Trauma counselling in Nelson, BC
There's a gap between knowing you're safe and actually feeling safe. Your body remembers what happened—sometimes through flashbacks and panic, sometimes as a persistent sense that something's fundamentally wrong with you, constantly bracing for the next crisis, or finding that closeness feels like danger. Talk therapy can help you understand your trauma, but healing requires working with where it lives: in your body and nervous system.
Where trauma lives in your body
Trauma fundamentally reshapes the nervous system in ways that cognitive understanding alone cannot resolve. Research shows that traumatic experiences are encoded in implicit, procedural memory networks that operate entirely outside conscious awareness.
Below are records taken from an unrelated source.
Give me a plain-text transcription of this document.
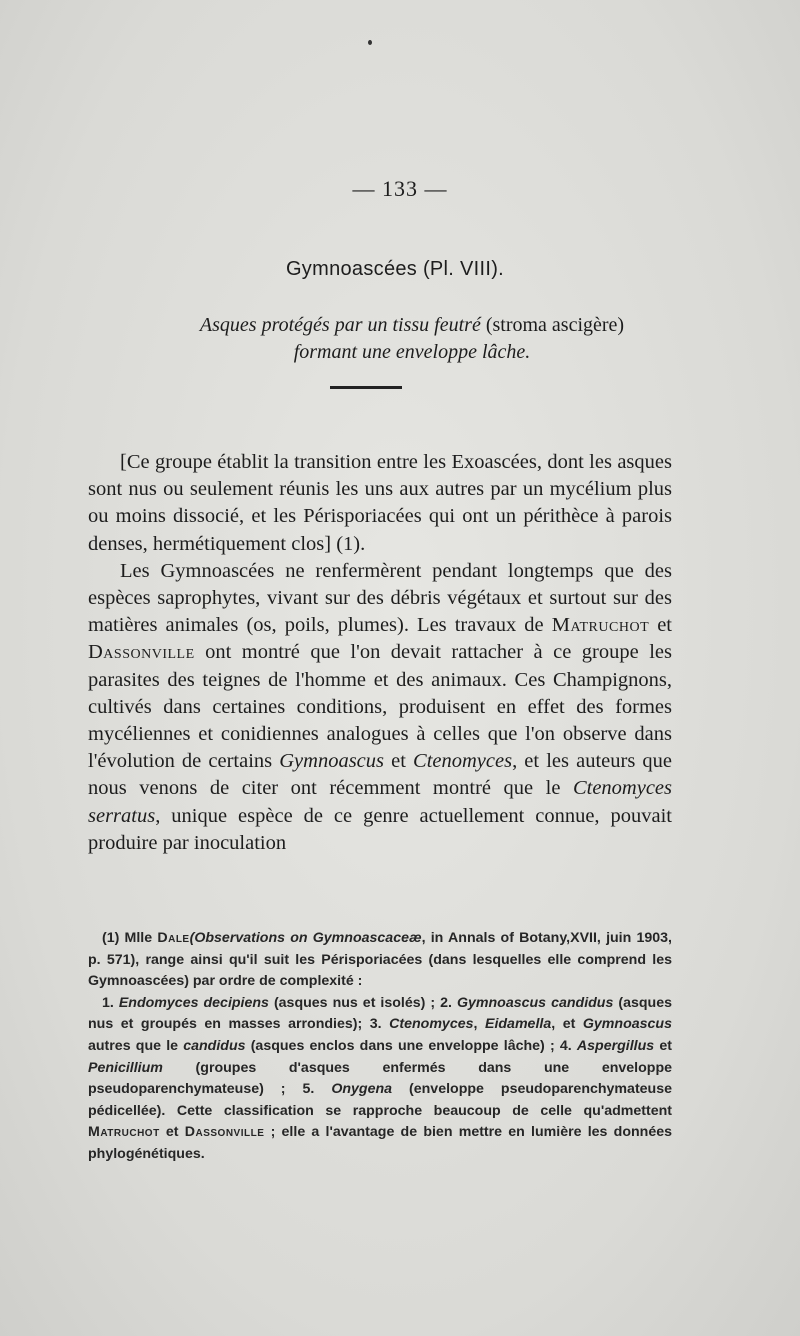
— 133 —
Gymnoascées (Pl. VIII).
Asques protégés par un tissu feutré (stroma ascigère)
formant une enveloppe lâche.

[Ce groupe établit la transition entre les Exoascées, dont les asques sont nus ou seulement réunis les uns aux autres par un mycélium plus ou moins dissocié, et les Périsporiacées qui ont un périthèce à parois denses, hermétiquement clos] (1).

Les Gymnoascées ne renfermèrent pendant longtemps que des espèces saprophytes, vivant sur des débris végétaux et surtout sur des matières animales (os, poils, plumes). Les travaux de Matruchot et Dassonville ont montré que l'on devait rattacher à ce groupe les parasites des teignes de l'homme et des animaux. Ces Champignons, cultivés dans certaines conditions, produisent en effet des formes mycéliennes et conidiennes analogues à celles que l'on observe dans l'évolution de certains Gymnoascus et Ctenomyces, et les auteurs que nous venons de citer ont récemment montré que le Ctenomyces serratus, unique espèce de ce genre actuellement connue, pouvait produire par inoculation

(1) Mlle Dale(Observations on Gymnoascaceæ, in Annals of Botany,XVII, juin 1903, p. 571), range ainsi qu'il suit les Périsporiacées (dans lesquelles elle comprend les Gymnoascées) par ordre de complexité :

1. Endomyces decipiens (asques nus et isolés) ; 2. Gymnoascus candidus (asques nus et groupés en masses arrondies); 3. Ctenomyces, Eidamella, et Gymnoascus autres que le candidus (asques enclos dans une enveloppe lâche) ; 4. Aspergillus et Penicillium (groupes d'asques enfermés dans une enveloppe pseudoparenchymateuse) ; 5. Onygena (enveloppe pseudoparenchymateuse pédicellée). Cette classification se rapproche beaucoup de celle qu'admettent Matruchot et Dassonville ; elle a l'avantage de bien mettre en lumière les données phylogénétiques.
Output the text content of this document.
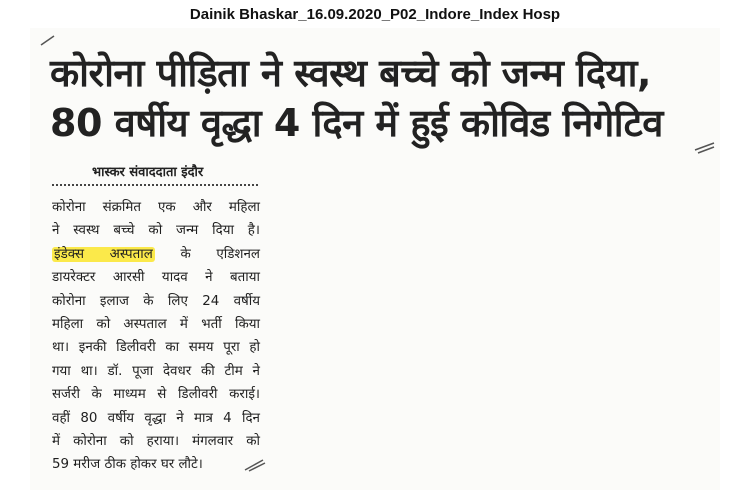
Dainik Bhaskar_16.09.2020_P02_Indore_Index Hosp
कोरोना पीड़िता ने स्वस्थ बच्चे को जन्म दिया,
80 वर्षीय वृद्धा 4 दिन में हुई कोविड निगेटिव
भास्कर संवाददाता इंदौर
कोरोना संक्रमित एक और महिला
ने स्वस्थ बच्चे को जन्म दिया है।
इंडेक्स अस्पताल के एडिशनल
डायरेक्टर आरसी यादव ने बताया
कोरोना इलाज के लिए 24 वर्षीय
महिला को अस्पताल में भर्ती किया
था। इनकी डिलीवरी का समय पूरा हो
गया था। डॉ. पूजा देवधर की टीम ने
सर्जरी के माध्यम से डिलीवरी कराई।
वहीं 80 वर्षीय वृद्धा ने मात्र 4 दिन
में कोरोना को हराया। मंगलवार को
59 मरीज ठीक होकर घर लौटे।
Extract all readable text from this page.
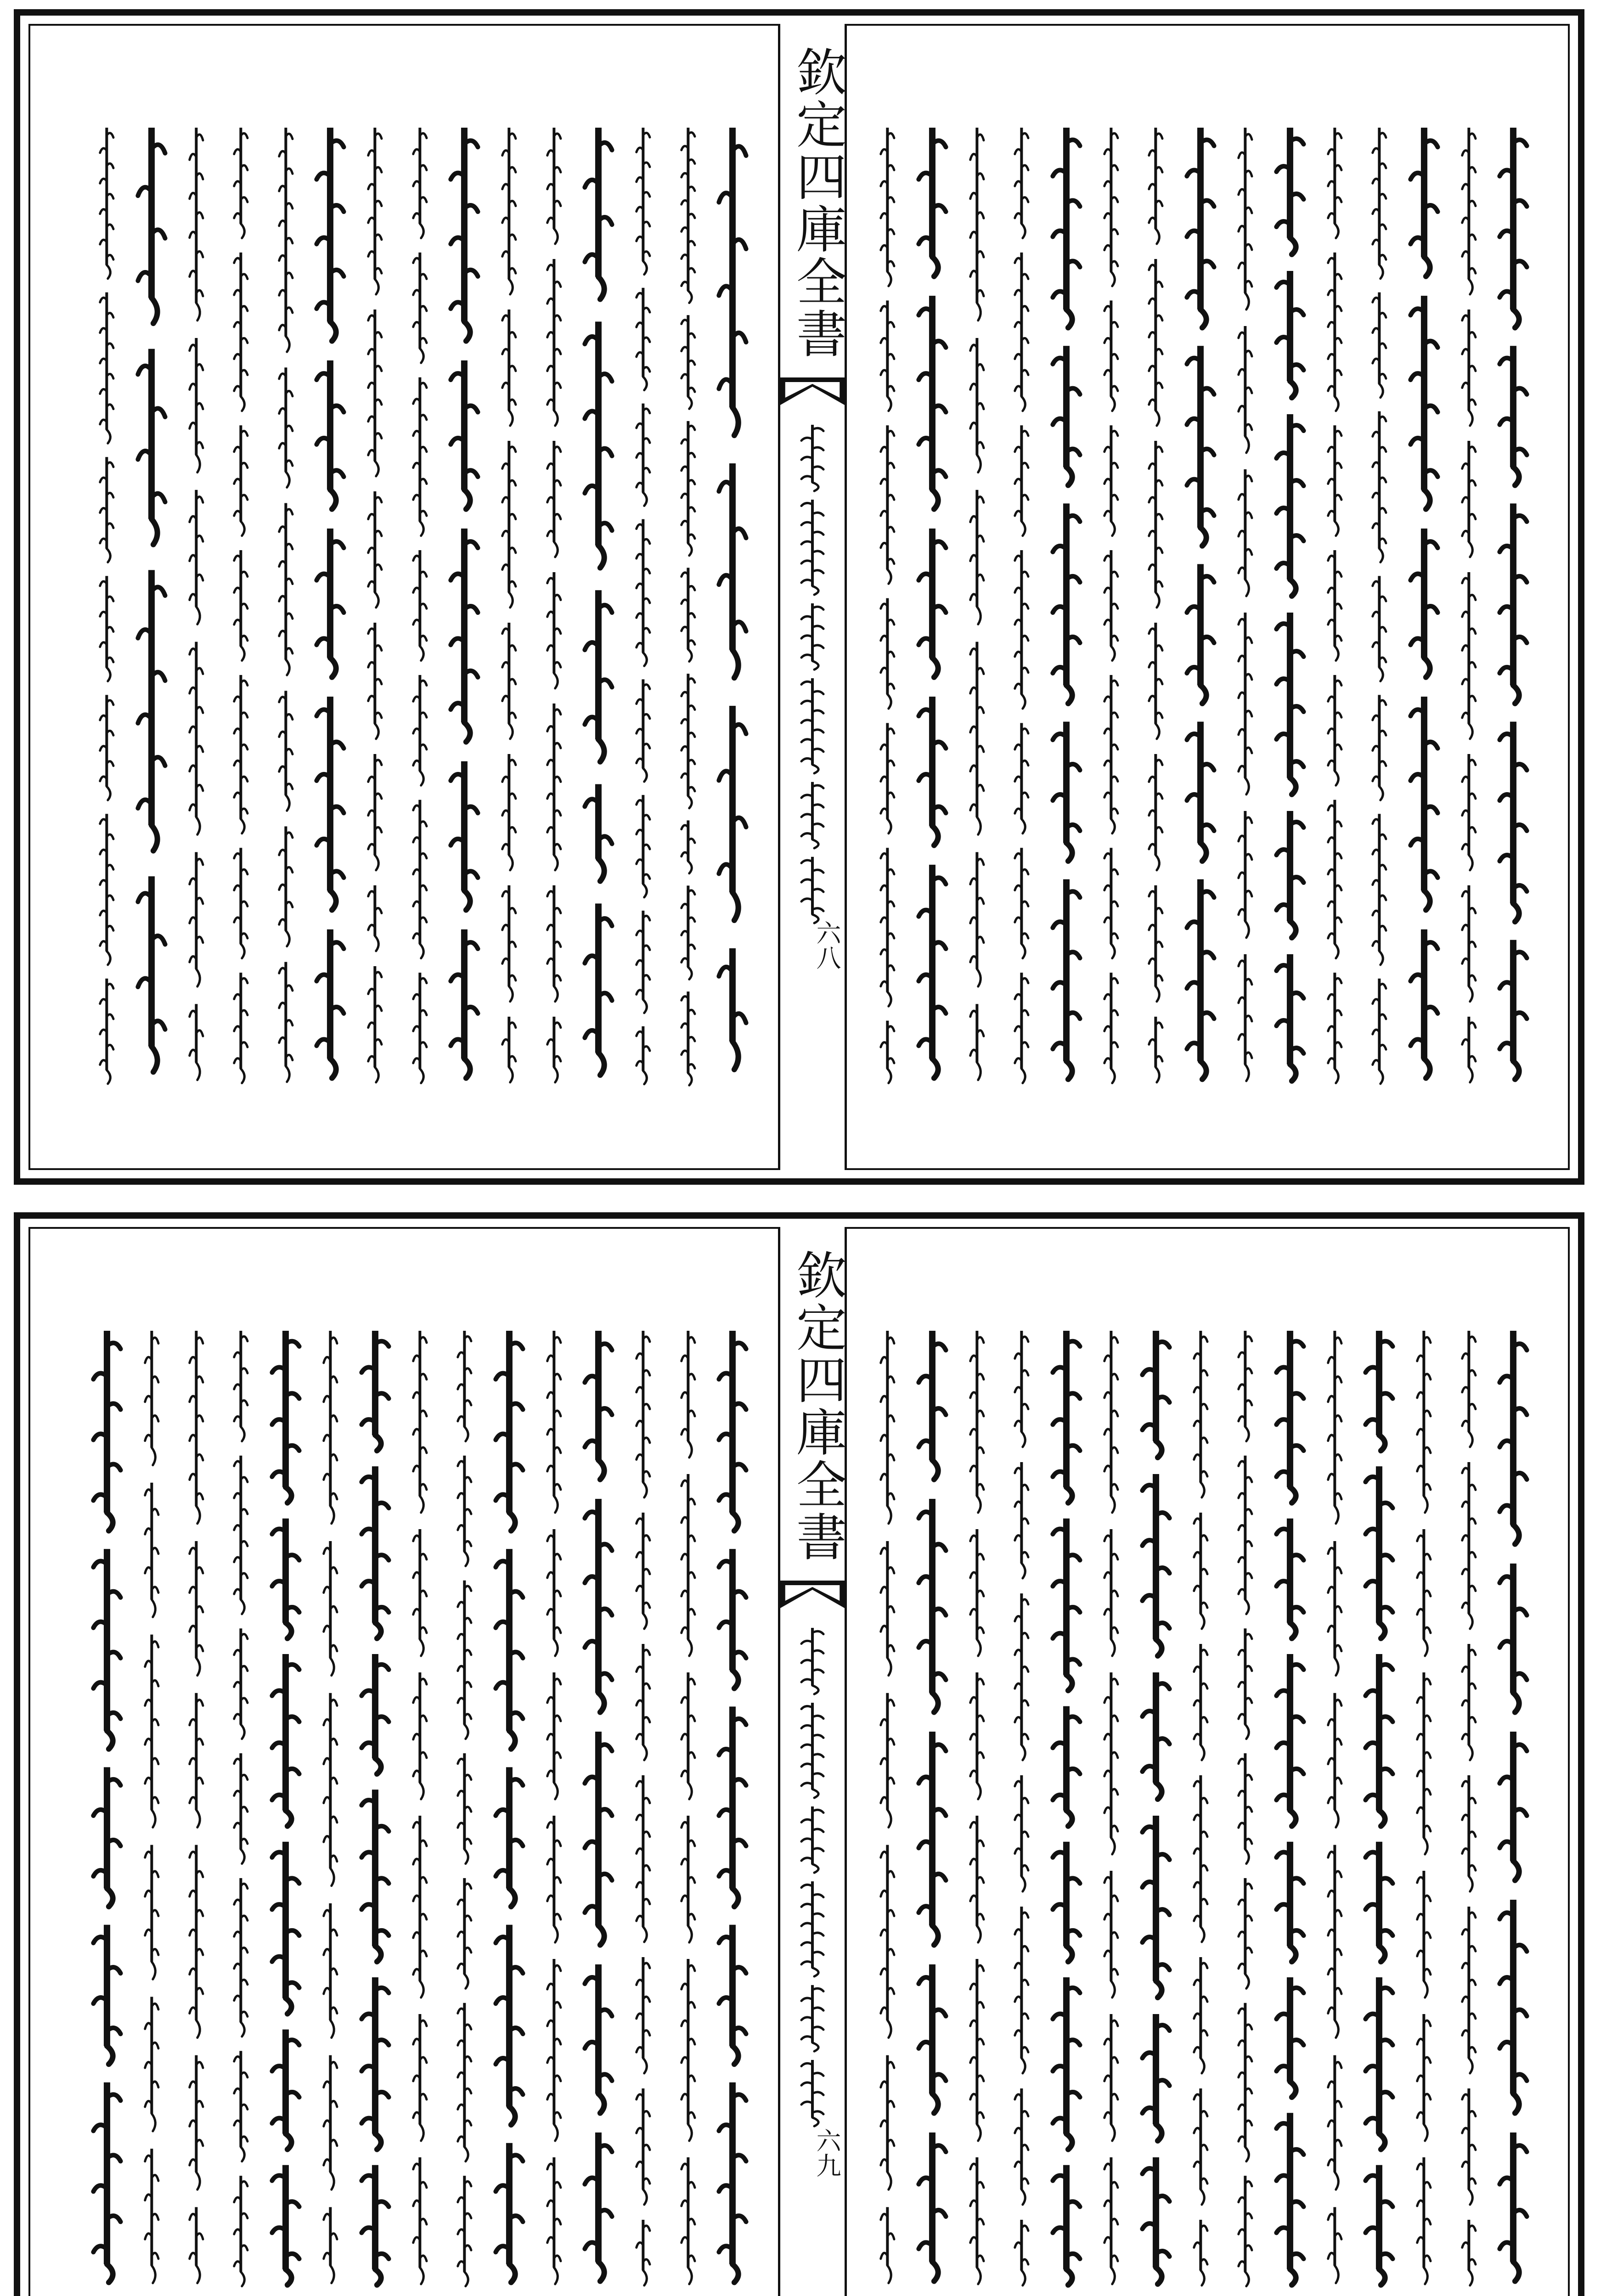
欽定四庫全書
六八
欽定四庫全書
六九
Trauma lives in the brainstem, limbic system, and autonomic nervous system—parts of your brain and body that don't respond to rational thought or understanding.
This explains why you can know intellectually that you're safe now, yet your body still responds as if the danger never ended. It's why insight and understanding, while valuable, often aren't enough to create lasting change. The body bears what the mind cannot fully process.
Understanding this distinction between where we process thoughts and where we hold trauma helps explain why body-centred approaches are essential, not optional, for complete healing.
Two types of trauma
Trauma can result from a single overwhelming event or from prolonged, repeated experiences:
Single-event trauma involves a specific traumatic incident—an accident, assault, natural disaster, or acute medical emergency. This type often creates clearer PTSD symptoms: flashbacks to the event, nightmares, hypervigilance related to specific reminders or triggers.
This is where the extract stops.